The Bayesian Dirichlet (BD) scoring function was first proposed by Cooper and Herskovits [1]. It computes the joint probability of a network for a given dataset. However, the BD metric requires a user to specify a parameter for all possible variable-parents combinations. Furthermore, it does not assign the same score to equivalent structures, so it is not score equivalent. To address the problems, a single "hyperparameter" called the *equivalent sample size* was introduced, referred to as *α* [6]. All of the needed parameters can be calculated from *α* and a prior distribution over network structures. This score, called BDe, is score equivalent. Furthermore, if one assumes all network structures are equally likely, that is, the prior distribution over network structures is uniform, *α* is the only input necessary for this scoring function. BDe with this additional uniformity assumption is called BDeu [6]. Somewhat independently, the BDeu scoring function was also proposed earlier by Buntine [5]. BDeu is also a decomposable penalized LL scoring function whose penalty term is

PenaltyBDeu\left({X}_{i},B,D\right)=\sum _{j}^{{q}_{i}}\sum _{k}^{{r}_{i}}\text{log}\frac{P\left({D}_{ijk}|{D}_{ij}\right)}{P\left({D}_{ijk}|{D}_{ij},{\alpha}_{ij}\right)},

where *q*_{
i
} is the number of possible values of *PA*_{
i
}, *r*_{
i
} is the number of possible values for *X*_{
i
}, *D*_{
ijk
} is the number of times *X*_{
i
} = *k* and *PA*_{
i
} = *j* in *D*, and *α*_{
ij
} is a parameter calculated based on the user-specified *α*. The original derivations [5, 6] include a more detailed description. The density of the optimal network structure learned with BDeu is correlated with *α*; low *α* values typically result in sparser networks than higher *α* values. Recent studies [35] have shown the behavior of BDeu is very sensitive to *α*. If the density of the network to be learned is unknown, selecting an appropriate *α* is difficult.

### Factorized normalized maximum likelihood (fNML)

Silander *et al.* developed the fNML score function to address the problem of *α* selection in BDeu based on the normalized maximum likelihood function (NML) [7]. NML is a penalized LL scoring function in which *regret* is the penalty term.
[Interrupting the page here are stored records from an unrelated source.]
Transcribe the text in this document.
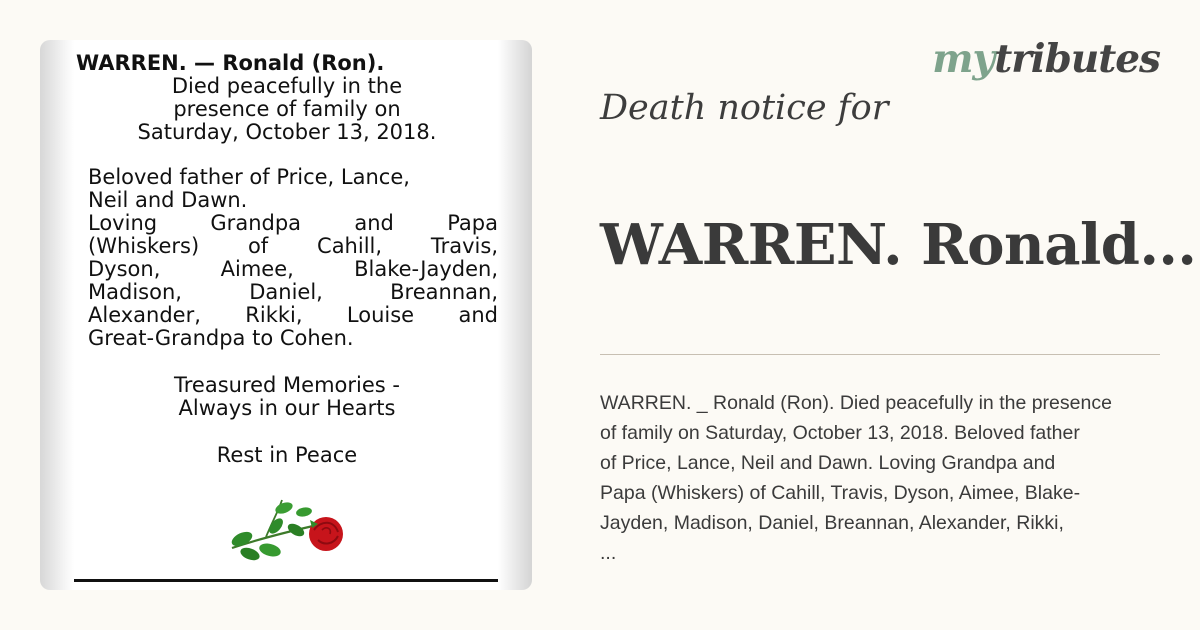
WARREN. — Ronald (Ron).
Died peacefully in the
presence of family on
Saturday, October 13, 2018.
Beloved father of Price, Lance,
Neil and Dawn.
Loving Grandpa and Papa
(Whiskers) of Cahill, Travis,
Dyson, Aimee, Blake-Jayden,
Madison, Daniel, Breannan,
Alexander, Rikki, Louise and
Great-Grandpa to Cohen.
Treasured Memories -
Always in our Hearts
Rest in Peace
mytributes
Death notice for
WARREN. Ronald...
WARREN. _ Ronald (Ron). Died peacefully in the presence
of family on Saturday, October 13, 2018. Beloved father
of Price, Lance, Neil and Dawn. Loving Grandpa and
Papa (Whiskers) of Cahill, Travis, Dyson, Aimee, Blake-
Jayden, Madison, Daniel, Breannan, Alexander, Rikki,
...
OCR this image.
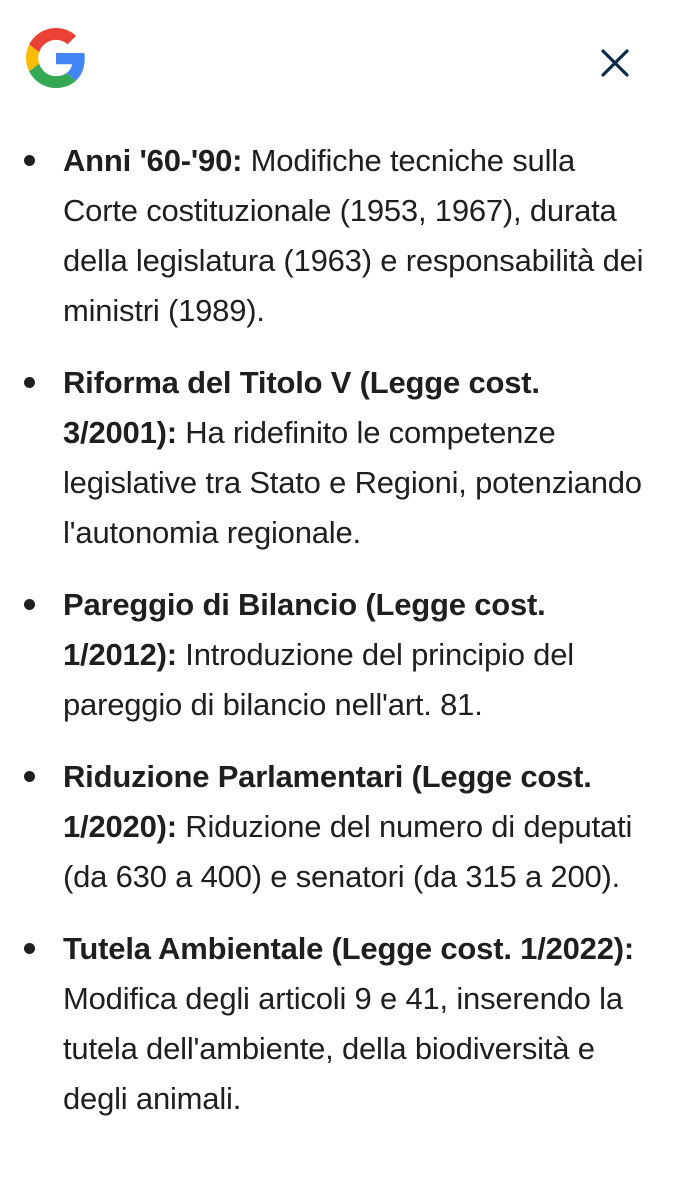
Anni '60-'90: Modifiche tecniche sulla Corte costituzionale (1953, 1967), durata della legislatura (1963) e responsabilità dei ministri (1989).
Riforma del Titolo V (Legge cost. 3/2001): Ha ridefinito le competenze legislative tra Stato e Regioni, potenziando l'autonomia regionale.
Pareggio di Bilancio (Legge cost. 1/2012): Introduzione del principio del pareggio di bilancio nell'art. 81.
Riduzione Parlamentari (Legge cost. 1/2020): Riduzione del numero di deputati (da 630 a 400) e senatori (da 315 a 200).
Tutela Ambientale (Legge cost. 1/2022): Modifica degli articoli 9 e 41, inserendo la tutela dell'ambiente, della biodiversità e degli animali.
Regret is calculated as

\sum _{{D}^{\prime}}P\left({D}^{\prime}|B\right),

where the sum ranges over all possible datasets of size *N* . Kontkanen and Myllymäki [36] showed how to efficiently calculate regret for a single variable. By calculating regret for each variable in the dataset, the NML becomes decomposable, or factorized. fNML is given by

Penalty\phantom{\rule{0.3em}{0ex}}fNML\left({X}_{i},B,D\right)=\sum _{k}^{{q}_{i}}\text{log}{C}_{{N}_{ij}}^{{r}_{i}},

where {C}_{{N}_{ij}}^{{r}_{i}} are the regrets. fNML is not score equivalent.